Lors de la discussion de la proposition du premier subside, la chambre a rejeté à une forte majorité (par 45 voix contre 12) un amendement qui avait pour objet de n’allouer que 100,000 francs comme subside unique. La section centrale a cru qu’il convenait d’examiner, non si un second subside devait être alloué, mais quel serait le montant qu’il conviendrait de voter au budget de l’exercice prochain.

Elle a été déterminée à vous proposer l’adoption de la somme portée au budget, non seulement comme une indemnité pour le préjudice causé par l’exécution du traité, mais aussi comme un secours, comme un subside en faveur d’un établissement d’une utilité, d’une nécessité reconnue ; d’un établissement tout à fait spécial, destiné exclusivement à l’enseignement des jeunes gens qui se vouent au sacerdoce. Déjà à l’occasion de la première discussion, j’avais appelé votre attention sur la différence qui existe entre ce petit séminaire et les autres, où on reçoit indistinctement les jeunes gens, quelle que soit leur vocation. M. le ministre de la justice a confirmé ce fait dans la séance précédente.

La section centrale a pensé qu’il y avait lieu d’accorder surtout la somme demandée en faveur de cet établissement, que des fonds considérables ont été votés annuellement pour les différents collèges, et que jamais les petits séminaire n’ont obtenu le moindre subside ou une part quelconque dans ces fonds. Et vous refuseriez-vous à allouer ce crédit, quand je vous dirai qu’il résulte des renseignements qui ont été communiqués à la section centrale, que pour la construction d’une synagogue à Bruxelles, qui a coûté 58,000 francs, le gouvernement a déjà accordé au consistoire une somme de près de 2,000 francs comme subside, et cette année-ci, il est de nouveau porté au budget une somme de 1,900 francs pour le même objet. Voici la note qui contient ces renseignements : « Tous les ans, un subside de 1,900 francs est accordé au consistoire.

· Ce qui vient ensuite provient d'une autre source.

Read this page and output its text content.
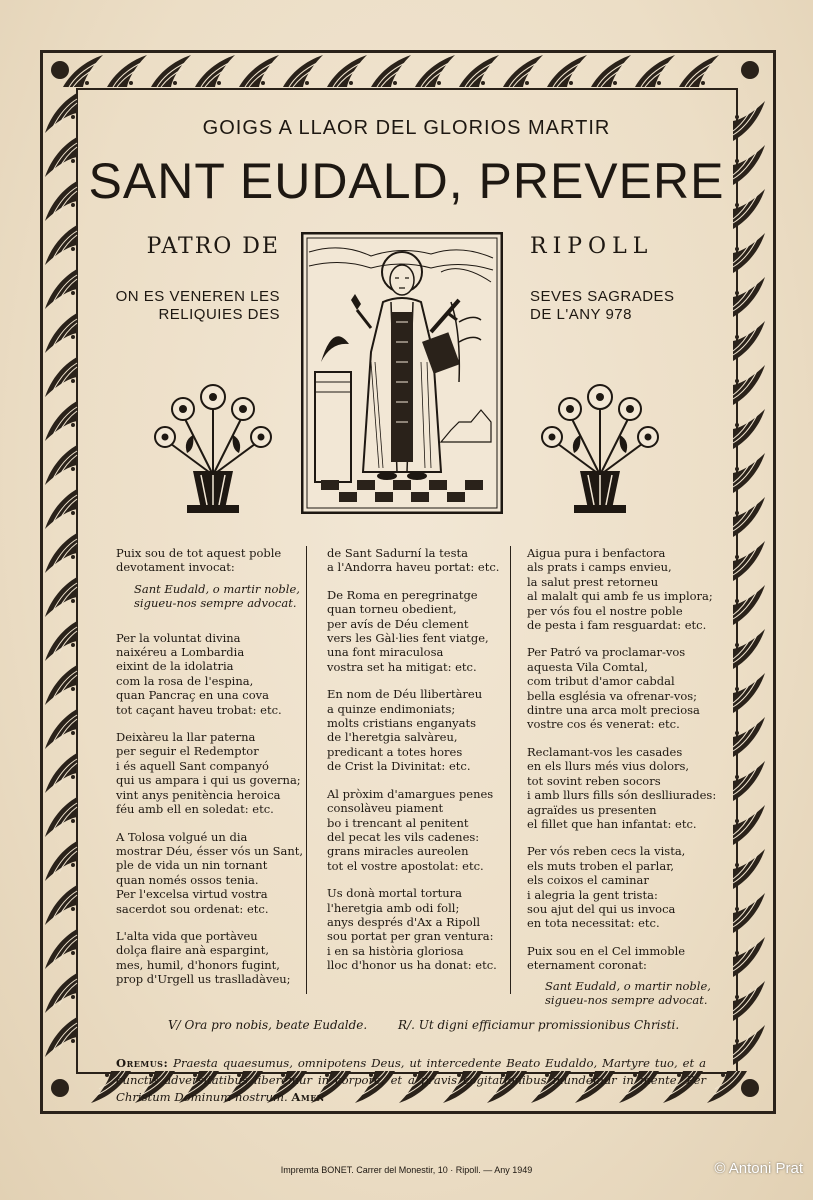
GOIGS A LLAOR DEL GLORIOS MARTIR
SANT EUDALD, PREVERE
PATRO DE	RIPOLL
ON ES VENEREN LES
RELIQUIES DES
SEVES SAGRADES
DE L'ANY 978
Puix sou de tot aquest poble
devotament invocat:
Sant Eudald, o martir noble,
sigueu-nos sempre advocat.
Per la voluntat divina
naixéreu a Lombardia
eixint de la idolatria
com la rosa de l'espina,
quan Pancraç en una cova
tot caçant haveu trobat: etc.
Deixàreu la llar paterna
per seguir el Redemptor
i és aquell Sant companyó
qui us ampara i qui us governa;
vint anys penitència heroica
féu amb ell en soledat: etc.
A Tolosa volgué un dia
mostrar Déu, ésser vós un Sant,
ple de vida un nin tornant
quan només ossos tenia.
Per l'excelsa virtud vostra
sacerdot sou ordenat: etc.
L'alta vida que portàveu
dolça flaire anà espargint,
mes, humil, d'honors fugint,
prop d'Urgell us traslladàveu;
de Sant Sadurní la testa
a l'Andorra haveu portat: etc.
De Roma en peregrinatge
quan torneu obedient,
per avís de Déu clement
vers les Gàl·lies fent viatge,
una font miraculosa
vostra set ha mitigat: etc.
En nom de Déu llibertàreu
a quinze endimoniats;
molts cristians enganyats
de l'heretgia salvàreu,
predicant a totes hores
de Crist la Divinitat: etc.
Al pròxim d'amargues penes
consolàveu piament
bo i trencant al penitent
del pecat les vils cadenes:
grans miracles aureolen
tot el vostre apostolat: etc.
Us donà mortal tortura
l'heretgia amb odi foll;
anys després d'Ax a Ripoll
sou portat per gran ventura:
i en sa història gloriosa
lloc d'honor us ha donat: etc.
Aigua pura i benfactora
als prats i camps envieu,
la salut prest retorneu
al malalt qui amb fe us implora;
per vós fou el nostre poble
de pesta i fam resguardat: etc.
Per Patró va proclamar-vos
aquesta Vila Comtal,
com tribut d'amor cabdal
bella església va ofrenar-vos;
dintre una arca molt preciosa
vostre cos és venerat: etc.
Reclamant-vos les casades
en els llurs més vius dolors,
tot sovint reben socors
i amb llurs fills són deslliurades:
agraïdes us presenten
el fillet que han infantat: etc.
Per vós reben cecs la vista,
els muts troben el parlar,
els coixos el caminar
i alegria la gent trista:
sou ajut del qui us invoca
en tota necessitat: etc.
Puix sou en el Cel immoble
eternament coronat:
Sant Eudald, o martir noble,
sigueu-nos sempre advocat.
V/ Ora pro nobis, beate Eudalde.	R/. Ut digni efficiamur promissionibus Christi.
Oremus: Praesta quaesumus, omnipotens Deus, ut intercedente Beato Eudaldo, Martyre tuo, et a cunctis adversitatibus liberemur in corpore, et a pravis cogitationibus mundemur in mente. Per Christum Dominum nostrum. Amen
Impremta BONET. Carrer del Monestir, 10 · Ripoll. — Any 1949	© Antoni Prat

Ce subside continue à lui être nécessaire pour l’aider à payer le prix de la synagogue qu’il a acquise à Bruxelles.

« Les bâtiments de la synagogue, achetés en 1832, leur appropriation à la nouvelle destination et le mobilier qui y a été placé, ont coûté 58,000 francs ; jusqu’à ce jour, le gouvernement a accordé 19,800 francs de subside. » Ainsi le consistoire a déjà obtenu près de la moitié du prix total de ces bâtiments. Je ne critique point cette allocation, mais quand l’Etat intervient pour une somme aussi considérable en proportion du prix total pour des bâtiments d’uns synagogue, il peut bien intervenir pour la somme pétitionnée en faveur du petit séminaire de Saint-Trond.

M. le ministre de la justice nous a dit, dans la séance de samedi dernier que, dans son opinion et dans celle du gouvernement, l’Etat devrait intervenir pour une somme totale de 300,000 francs dans la dépense, et qu’au budget de l’exercice 1842, il serait proposé un troisième et dernier subside de 100,000 francs.

La section centrale ne s’est point occupée de ce qu’il conviendrait de faire l’année prochaine ni du montant du subside total à allouer ; je ne puis donc pas répondre en son nom relativement à ce dernier subside. Mais comme j’ai été rapporteur de la section centrale qui a été chargée d’examiner la proposition relative au premier subside, qu’il me soit permis de dire mon opinion à l’égard de la somme que M. le ministre se propose de porter au budget de 1842.

D’après les renseignements qui nous ont été fournis l’année dernière et qui se trouvent consignés dans mon rapport, sur le premier subside il restait de toute l’abbaye de Rolduc 138,000. Pour avoir cette somme il fallait encore vendre le restant de l’abbaye qui était évalué à 70,000 francs. L’administration du séminaire, compléterait pour le restant ; cependant je vous prie de ne pas perdre de vue que si les bâtiments de Rolduc étaient vendus à un prix plus élevé que la somme de 70,000 francs, l’excédant viendrait en déduction de la part dont se chargera l’Etat, que s’il y a un rabais dans l’adjudication des bâtiments de Saint-Trond, ce rabais diminuerait encore la somme qui incomberait à l’Etat. Et il est à prévoir que l’adjudication offrira une diminution sur le devis estimatif, car l’adjudication qui a eu lieu jusqu’à concurrence de 176,000 francs a produit un rabais de 6 à 7,000 francs. De sorte que, dans mon opinion, le subside à allouer l’année prochaine ne s’élèvera pas à 100,000 francs.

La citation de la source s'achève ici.